Century’s Valecha added: “The reopening of the Chinese economy is a major tailwind for gold. 

“The early arrival of the Lunar New Year is further boosting gold prices just as the world’s biggest bullion consumer emerges out of lockdown.”

Central banks boost stocks

Analysts also noted banks have been buying gold at a record pace and are expected to continue doing so alongside a rise in demand.

“Central banks across the world, particularly in Iraq, India, Ireland, Egypt and Turkey, purchased gold at a record pace in 2022,” Valecha said. 

“A recent survey conducted by World Gold Council indicates this momentum is likely to persist in 2023 as 25 percent of central banks are expected to increase gold holdings further.”

ISA Bullion’s Moti added that gold will continue to perform well against other assets, as a looming recession across western European markets is likely to impact growth in the equities market. 

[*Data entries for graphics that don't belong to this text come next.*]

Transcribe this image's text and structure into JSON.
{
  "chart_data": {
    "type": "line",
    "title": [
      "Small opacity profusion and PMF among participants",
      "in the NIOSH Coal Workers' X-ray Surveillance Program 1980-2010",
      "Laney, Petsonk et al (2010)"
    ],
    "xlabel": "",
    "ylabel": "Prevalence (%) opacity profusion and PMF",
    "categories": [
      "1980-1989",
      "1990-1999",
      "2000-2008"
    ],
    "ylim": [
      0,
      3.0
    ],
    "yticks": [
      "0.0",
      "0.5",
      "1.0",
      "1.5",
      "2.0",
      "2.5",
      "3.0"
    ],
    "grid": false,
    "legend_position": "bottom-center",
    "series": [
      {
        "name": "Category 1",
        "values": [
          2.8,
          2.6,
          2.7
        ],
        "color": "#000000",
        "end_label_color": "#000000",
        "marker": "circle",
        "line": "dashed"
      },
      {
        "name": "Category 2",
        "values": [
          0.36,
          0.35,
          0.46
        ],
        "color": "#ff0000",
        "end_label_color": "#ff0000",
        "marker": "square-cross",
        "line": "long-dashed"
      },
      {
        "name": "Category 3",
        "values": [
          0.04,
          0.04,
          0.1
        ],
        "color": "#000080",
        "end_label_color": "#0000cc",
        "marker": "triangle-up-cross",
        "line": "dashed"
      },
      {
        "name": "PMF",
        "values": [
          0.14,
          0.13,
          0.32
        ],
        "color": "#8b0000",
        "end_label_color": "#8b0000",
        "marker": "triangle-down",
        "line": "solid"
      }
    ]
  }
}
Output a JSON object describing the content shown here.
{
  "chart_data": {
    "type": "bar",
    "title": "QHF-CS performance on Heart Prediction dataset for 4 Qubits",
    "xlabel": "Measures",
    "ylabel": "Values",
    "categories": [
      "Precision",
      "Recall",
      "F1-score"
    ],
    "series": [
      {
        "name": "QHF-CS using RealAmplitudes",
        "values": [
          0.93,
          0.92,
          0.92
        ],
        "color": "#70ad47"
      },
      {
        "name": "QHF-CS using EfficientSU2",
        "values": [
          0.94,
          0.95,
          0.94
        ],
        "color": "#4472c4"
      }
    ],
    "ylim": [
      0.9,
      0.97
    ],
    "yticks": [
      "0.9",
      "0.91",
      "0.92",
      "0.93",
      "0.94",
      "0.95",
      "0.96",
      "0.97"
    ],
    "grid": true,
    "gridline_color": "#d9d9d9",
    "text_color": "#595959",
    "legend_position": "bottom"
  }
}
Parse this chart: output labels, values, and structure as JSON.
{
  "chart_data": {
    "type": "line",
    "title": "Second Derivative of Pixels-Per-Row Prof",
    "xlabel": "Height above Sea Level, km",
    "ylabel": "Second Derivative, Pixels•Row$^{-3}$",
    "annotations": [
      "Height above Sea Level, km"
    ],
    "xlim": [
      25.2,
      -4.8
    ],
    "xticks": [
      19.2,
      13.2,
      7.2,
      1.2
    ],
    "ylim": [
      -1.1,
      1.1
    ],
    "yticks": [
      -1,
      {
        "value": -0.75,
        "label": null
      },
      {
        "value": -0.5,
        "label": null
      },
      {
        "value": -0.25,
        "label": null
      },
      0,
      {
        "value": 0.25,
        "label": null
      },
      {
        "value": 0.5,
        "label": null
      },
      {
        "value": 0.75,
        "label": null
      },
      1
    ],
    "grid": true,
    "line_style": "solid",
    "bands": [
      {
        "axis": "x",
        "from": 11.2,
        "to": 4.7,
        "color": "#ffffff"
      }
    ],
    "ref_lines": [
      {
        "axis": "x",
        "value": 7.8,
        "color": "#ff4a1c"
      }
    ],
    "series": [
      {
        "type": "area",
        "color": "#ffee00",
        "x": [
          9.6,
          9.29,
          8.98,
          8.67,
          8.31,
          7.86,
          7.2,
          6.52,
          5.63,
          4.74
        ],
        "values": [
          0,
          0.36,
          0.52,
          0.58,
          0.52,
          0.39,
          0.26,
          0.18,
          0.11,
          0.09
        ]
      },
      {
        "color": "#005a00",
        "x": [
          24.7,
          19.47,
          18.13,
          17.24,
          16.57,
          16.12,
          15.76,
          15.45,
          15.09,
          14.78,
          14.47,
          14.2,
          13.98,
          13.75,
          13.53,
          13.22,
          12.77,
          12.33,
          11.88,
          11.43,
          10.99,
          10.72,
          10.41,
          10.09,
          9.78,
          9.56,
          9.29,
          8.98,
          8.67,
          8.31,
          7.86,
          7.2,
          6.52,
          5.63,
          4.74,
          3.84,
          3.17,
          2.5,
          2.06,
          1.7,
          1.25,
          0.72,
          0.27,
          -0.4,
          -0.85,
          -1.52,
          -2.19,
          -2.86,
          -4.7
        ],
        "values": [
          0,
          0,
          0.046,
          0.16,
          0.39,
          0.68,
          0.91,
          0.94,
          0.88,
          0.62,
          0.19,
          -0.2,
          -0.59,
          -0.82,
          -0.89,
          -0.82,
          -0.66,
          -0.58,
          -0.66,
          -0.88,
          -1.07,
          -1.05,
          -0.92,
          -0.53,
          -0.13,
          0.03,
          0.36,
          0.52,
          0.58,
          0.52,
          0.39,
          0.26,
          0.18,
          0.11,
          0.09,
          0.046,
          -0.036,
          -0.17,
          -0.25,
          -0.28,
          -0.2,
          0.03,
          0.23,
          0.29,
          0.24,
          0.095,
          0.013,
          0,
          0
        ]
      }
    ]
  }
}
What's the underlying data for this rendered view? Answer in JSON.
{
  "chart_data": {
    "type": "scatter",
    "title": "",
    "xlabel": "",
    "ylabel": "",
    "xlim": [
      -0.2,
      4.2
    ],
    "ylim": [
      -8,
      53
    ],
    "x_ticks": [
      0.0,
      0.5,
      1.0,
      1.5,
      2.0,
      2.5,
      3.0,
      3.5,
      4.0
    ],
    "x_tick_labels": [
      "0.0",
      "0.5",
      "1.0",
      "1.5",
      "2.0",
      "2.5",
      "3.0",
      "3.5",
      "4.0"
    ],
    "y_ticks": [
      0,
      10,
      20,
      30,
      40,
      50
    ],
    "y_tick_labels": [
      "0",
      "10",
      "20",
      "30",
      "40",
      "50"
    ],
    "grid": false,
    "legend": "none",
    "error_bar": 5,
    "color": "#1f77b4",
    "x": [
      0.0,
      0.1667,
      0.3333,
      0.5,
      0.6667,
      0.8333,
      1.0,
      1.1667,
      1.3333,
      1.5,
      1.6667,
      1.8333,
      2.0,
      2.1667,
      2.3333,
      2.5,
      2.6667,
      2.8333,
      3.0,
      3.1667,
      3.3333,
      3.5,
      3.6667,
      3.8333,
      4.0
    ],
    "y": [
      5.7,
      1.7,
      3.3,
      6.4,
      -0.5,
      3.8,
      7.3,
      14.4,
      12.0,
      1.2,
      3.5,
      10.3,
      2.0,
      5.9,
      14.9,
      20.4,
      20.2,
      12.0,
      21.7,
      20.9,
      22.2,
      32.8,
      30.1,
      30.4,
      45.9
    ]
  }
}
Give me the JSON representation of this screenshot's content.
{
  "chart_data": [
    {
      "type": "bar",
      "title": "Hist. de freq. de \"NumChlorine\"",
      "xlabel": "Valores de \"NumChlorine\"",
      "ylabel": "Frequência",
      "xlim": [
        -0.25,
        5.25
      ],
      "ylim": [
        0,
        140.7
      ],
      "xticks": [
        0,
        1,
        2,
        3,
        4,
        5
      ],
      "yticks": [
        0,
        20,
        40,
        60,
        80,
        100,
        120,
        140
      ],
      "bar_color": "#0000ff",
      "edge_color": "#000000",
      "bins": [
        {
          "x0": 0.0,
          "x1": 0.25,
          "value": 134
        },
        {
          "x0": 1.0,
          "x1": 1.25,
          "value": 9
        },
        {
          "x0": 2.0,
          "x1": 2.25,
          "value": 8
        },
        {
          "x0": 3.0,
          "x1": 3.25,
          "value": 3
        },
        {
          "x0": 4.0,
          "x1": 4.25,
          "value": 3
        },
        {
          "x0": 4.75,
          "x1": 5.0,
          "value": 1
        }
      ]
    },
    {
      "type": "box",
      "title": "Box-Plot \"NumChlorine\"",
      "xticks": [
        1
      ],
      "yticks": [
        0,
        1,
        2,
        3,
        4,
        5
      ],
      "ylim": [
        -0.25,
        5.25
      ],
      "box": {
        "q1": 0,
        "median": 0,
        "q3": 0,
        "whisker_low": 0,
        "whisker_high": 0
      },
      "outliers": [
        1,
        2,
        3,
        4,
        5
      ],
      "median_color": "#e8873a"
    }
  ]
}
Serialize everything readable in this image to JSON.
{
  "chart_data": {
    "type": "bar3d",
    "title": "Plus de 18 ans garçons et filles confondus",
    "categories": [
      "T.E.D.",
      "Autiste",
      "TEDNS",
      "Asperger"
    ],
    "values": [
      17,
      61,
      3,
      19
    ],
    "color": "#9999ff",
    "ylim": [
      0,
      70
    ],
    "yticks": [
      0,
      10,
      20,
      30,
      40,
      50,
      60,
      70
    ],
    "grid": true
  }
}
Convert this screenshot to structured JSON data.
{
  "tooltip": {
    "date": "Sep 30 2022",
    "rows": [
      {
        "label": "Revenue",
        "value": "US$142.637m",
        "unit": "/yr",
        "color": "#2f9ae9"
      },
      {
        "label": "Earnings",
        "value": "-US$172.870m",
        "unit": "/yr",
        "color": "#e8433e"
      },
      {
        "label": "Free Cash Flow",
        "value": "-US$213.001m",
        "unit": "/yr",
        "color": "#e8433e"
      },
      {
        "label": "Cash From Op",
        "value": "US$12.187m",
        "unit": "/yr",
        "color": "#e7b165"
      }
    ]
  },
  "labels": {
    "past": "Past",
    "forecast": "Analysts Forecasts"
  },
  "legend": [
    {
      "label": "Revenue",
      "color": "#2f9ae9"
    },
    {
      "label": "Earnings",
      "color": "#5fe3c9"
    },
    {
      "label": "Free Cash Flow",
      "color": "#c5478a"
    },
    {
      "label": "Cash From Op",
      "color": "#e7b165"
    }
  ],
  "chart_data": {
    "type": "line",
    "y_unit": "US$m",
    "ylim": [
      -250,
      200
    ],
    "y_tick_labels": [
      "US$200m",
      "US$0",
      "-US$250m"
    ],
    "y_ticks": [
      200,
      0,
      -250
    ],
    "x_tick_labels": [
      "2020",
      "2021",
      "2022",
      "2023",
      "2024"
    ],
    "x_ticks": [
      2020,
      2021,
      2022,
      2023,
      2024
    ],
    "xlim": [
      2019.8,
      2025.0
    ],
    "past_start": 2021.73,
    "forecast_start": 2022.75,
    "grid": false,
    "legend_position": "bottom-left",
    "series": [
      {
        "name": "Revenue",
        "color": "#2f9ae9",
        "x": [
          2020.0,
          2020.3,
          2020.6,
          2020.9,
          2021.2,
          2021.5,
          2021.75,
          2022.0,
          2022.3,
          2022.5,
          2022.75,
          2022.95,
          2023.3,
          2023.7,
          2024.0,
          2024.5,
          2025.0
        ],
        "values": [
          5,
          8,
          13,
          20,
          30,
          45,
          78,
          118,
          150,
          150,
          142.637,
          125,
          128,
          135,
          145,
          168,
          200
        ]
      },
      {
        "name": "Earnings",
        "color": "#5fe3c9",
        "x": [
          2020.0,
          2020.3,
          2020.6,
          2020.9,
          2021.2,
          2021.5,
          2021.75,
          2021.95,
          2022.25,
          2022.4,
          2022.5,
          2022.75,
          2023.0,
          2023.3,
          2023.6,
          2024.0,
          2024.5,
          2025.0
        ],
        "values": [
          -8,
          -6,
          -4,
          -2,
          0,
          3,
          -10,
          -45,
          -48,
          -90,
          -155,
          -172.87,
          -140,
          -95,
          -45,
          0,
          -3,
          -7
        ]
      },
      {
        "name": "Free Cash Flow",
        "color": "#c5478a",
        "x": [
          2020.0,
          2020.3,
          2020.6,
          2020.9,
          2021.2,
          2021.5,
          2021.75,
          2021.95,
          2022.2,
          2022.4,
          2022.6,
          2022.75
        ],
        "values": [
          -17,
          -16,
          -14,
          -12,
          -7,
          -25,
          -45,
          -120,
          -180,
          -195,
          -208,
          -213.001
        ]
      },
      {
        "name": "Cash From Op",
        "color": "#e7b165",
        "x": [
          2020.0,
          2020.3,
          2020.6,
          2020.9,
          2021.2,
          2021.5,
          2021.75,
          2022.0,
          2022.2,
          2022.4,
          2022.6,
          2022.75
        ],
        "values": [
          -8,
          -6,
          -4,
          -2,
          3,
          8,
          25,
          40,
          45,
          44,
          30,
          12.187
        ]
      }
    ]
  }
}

“As such, gold will continue as a key investment for retail and institutional investors alike, as it shields [them] from rising inflation,” Moti said.

Carsten Menke, head of next generation research at Julius Baer in Zurich, sounded a note of caution, however.

“Holdings of physically backed products, our preferred gauges of investment demand, have not recorded any inflows, neither for gold nor for silver,” Menke said.

“While recession risks in the US have risen over the past few months, we still believe that the economy should show modest growth this year.

“All in all, we thus believe that investment demand for gold is unlikely to pick up next year. Instead, we should rather witness a further gradual fading of safe-haven demand, assuming no major economic or geo-political hiccups.”